Do you ever exaggerate? Do you tend to overshare? Do you catch yourself overreacting? Surely you don’t, but surely your girlfriend carries on excessively about her uneventful (to you) five-minute conversation with her ‘distant’ friend; surely your teenager explodes in self-defense at the gentlest encouragement to call on his way home next time; or your father exaggerates the amount of time he’s put into planning a weekend trip. To us, the blameless few, this kind of excessive behavior is too much for anyone to handle. There is, of course, the standard of objective truth, and those who swing beyond its parameters need to get back, need to find balance, center, even keel. When the ones we know and love are “too much” for us, we generally think to ourselves, “Pete has really got to get some perspective” or some variant. We then follow that thought, depending on how close we are to the person in question, by vocalizing it with contingent degrees of judgment, to them or to others.
Psychoanalyst Adam Phillips wants to tell you that often your reaction is as excessive as the excessive act itself. He wouldn’t argue with you that your spouse, your teenager, your father is “too much” for you, but he would say that you may have stopped short of the grander truth, that, in fact, you are “too much” for you. That these frightening-aggravating-depressing moments of excess are actually moments of human reality–the reality of human excess, human “too-muchness”, if you will–instead of being moments of straying from the usual “balance” or “manageability” or “okay-ness”. For Phillips, as he says in his “Five Short Talks on Excess”, from his book On Balance, “too much” is normative. And it explains a lot:
I want to suggest that we are simply too much for ourselves, but that this too-muchness is telling us something important. I want to begin with a simple proposition, and see where it takes us. My proposition is that it is impossible to overreact. That when we call our reactions overreactions what we mean is just that they are stronger than we would like them to be. In other words, we sometimes call ourselves and other people excessive as a way of invalidating or tempering the truths we tell ourselves or that other people tell us. It is impossible to overreact.
…We are too much for ourselves–in our hungers and our desires, in our griefs and our commitments, in our loves and our hates–because we are unable to include so much of what we feel in the picture we have of ourselves. The whole idea of ourselves as excessive exposes how determined we are to have the wrong picture of what we are like, of how fanatically ignorant we are about ourselves. We describe people as excessively violent not when they are being more violent than they really are, or should be, but because they are being more violent than we want them to be. They are showing us what people are capable of: we may want to think of people who torture others, people who are committed to ethnic cleansing, people who kill themselves and others for their beliefs, are the exceptions that prove the rule; but actually they reveal to us what certain people in certain situations, certain predicaments, want to do. Excessive behavior tells us more than we want to hear about who we are, about what we want to say to each other, and what we might be capable of.

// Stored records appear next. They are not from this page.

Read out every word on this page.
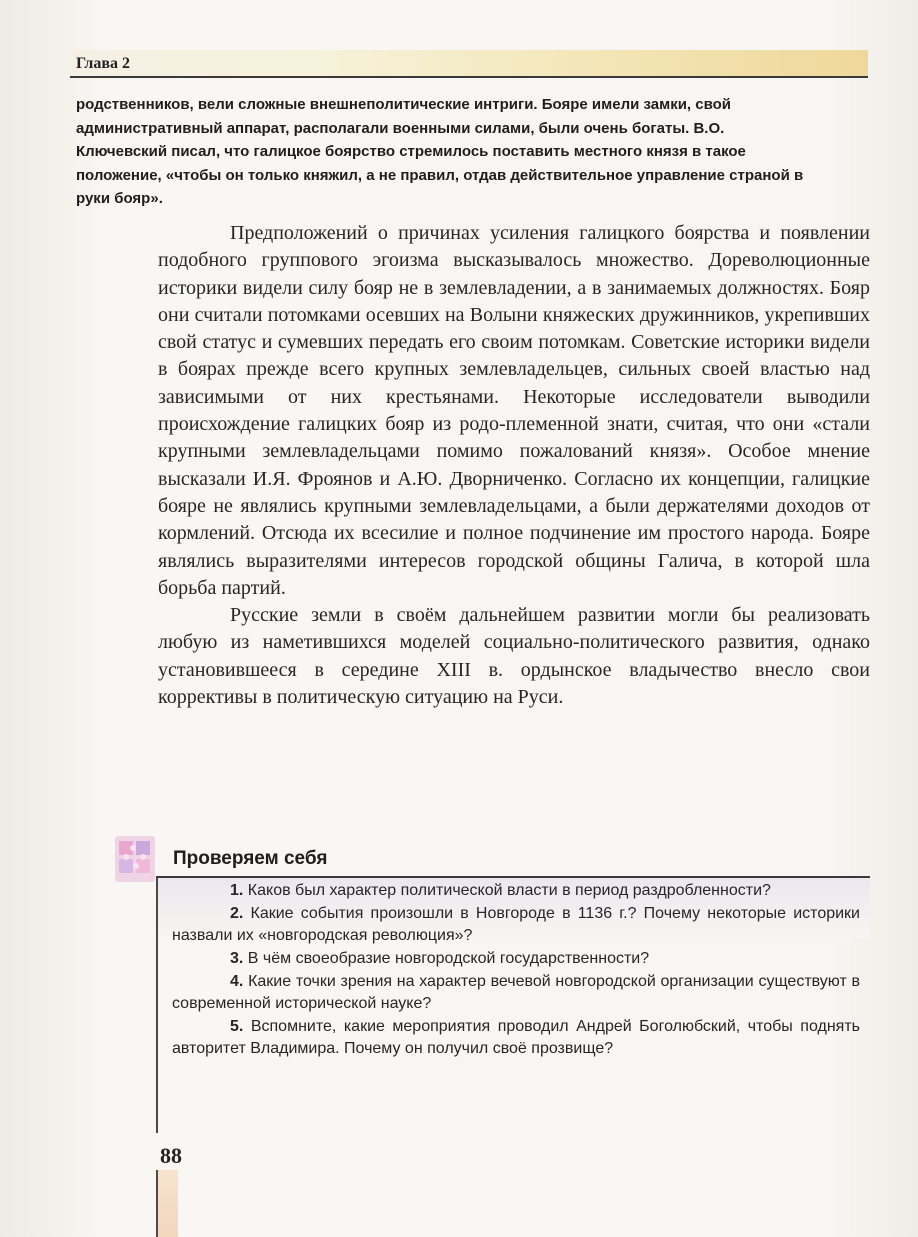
Глава 2

родственников, вели сложные внешнеполитические интриги. Бояре имели замки, свой административный аппарат, располагали военными силами, были очень богаты. В.О. Ключевский писал, что галицкое боярство стремилось поставить местного князя в такое положение, «чтобы он только княжил, а не правил, отдав действительное управление страной в руки бояр».

Предположений о причинах усиления галицкого боярства и появлении подобного группового эгоизма высказывалось множество. Дореволюционные историки видели силу бояр не в землевладении, а в занимаемых должностях. Бояр они считали потомками осевших на Волыни княжеских дружинников, укрепивших свой статус и сумевших передать его своим потомкам. Советские историки видели в боярах прежде всего крупных землевладельцев, сильных своей властью над зависимыми от них крестьянами. Некоторые исследователи выводили происхождение галицких бояр из родо-племенной знати, считая, что они «стали крупными землевладельцами помимо пожалований князя». Особое мнение высказали И.Я. Фроянов и А.Ю. Дворниченко. Согласно их концепции, галицкие бояре не являлись крупными землевладельцами, а были держателями доходов от кормлений. Отсюда их всесилие и полное подчинение им простого народа. Бояре являлись выразителями интересов городской общины Галича, в которой шла борьба партий.

Русские земли в своём дальнейшем развитии могли бы реализовать любую из наметившихся моделей социально-политического развития, однако установившееся в середине XIII в. ордынское владычество внесло свои коррективы в политическую ситуацию на Руси.

Проверяем себя

1. Каков был характер политической власти в период раздробленности?

2. Какие события произошли в Новгороде в 1136 г.? Почему некоторые историки назвали их «новгородская революция»?

3. В чём своеобразие новгородской государственности?

4. Какие точки зрения на характер вечевой новгородской организации существуют в современной исторической науке?

5. Вспомните, какие мероприятия проводил Андрей Боголюбский, чтобы поднять авторитет Владимира. Почему он получил своё прозвище?

88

…Adolescents are too much for their parents, and too much for themselves. Parents are just people who have spent more time being too much for themselves. Because adults, of course, are not less excessive in their behavior than adolescents. Concentration camps were not run by adolescents; adolescents are not mostly alcoholics or millionaires, because they haven’t had the time. Excessive behavior, in other words, is not so much something we grow out of as something we grow into.
…Perhaps ‘excess’ is a word we use to reassure ourselves that we can be something other than excessive. If we start off by being, at least some of the time, too much for other people, and become, in adolescence, definitively too much for people, so much so that we have to leave them, and then become adults who are unavoidably too much for ourselves, what is to be done? Well, one thing that can be done is to find someone we are not too much for, and this, when it isn’t an institution or a leader, sometimes has to be a god.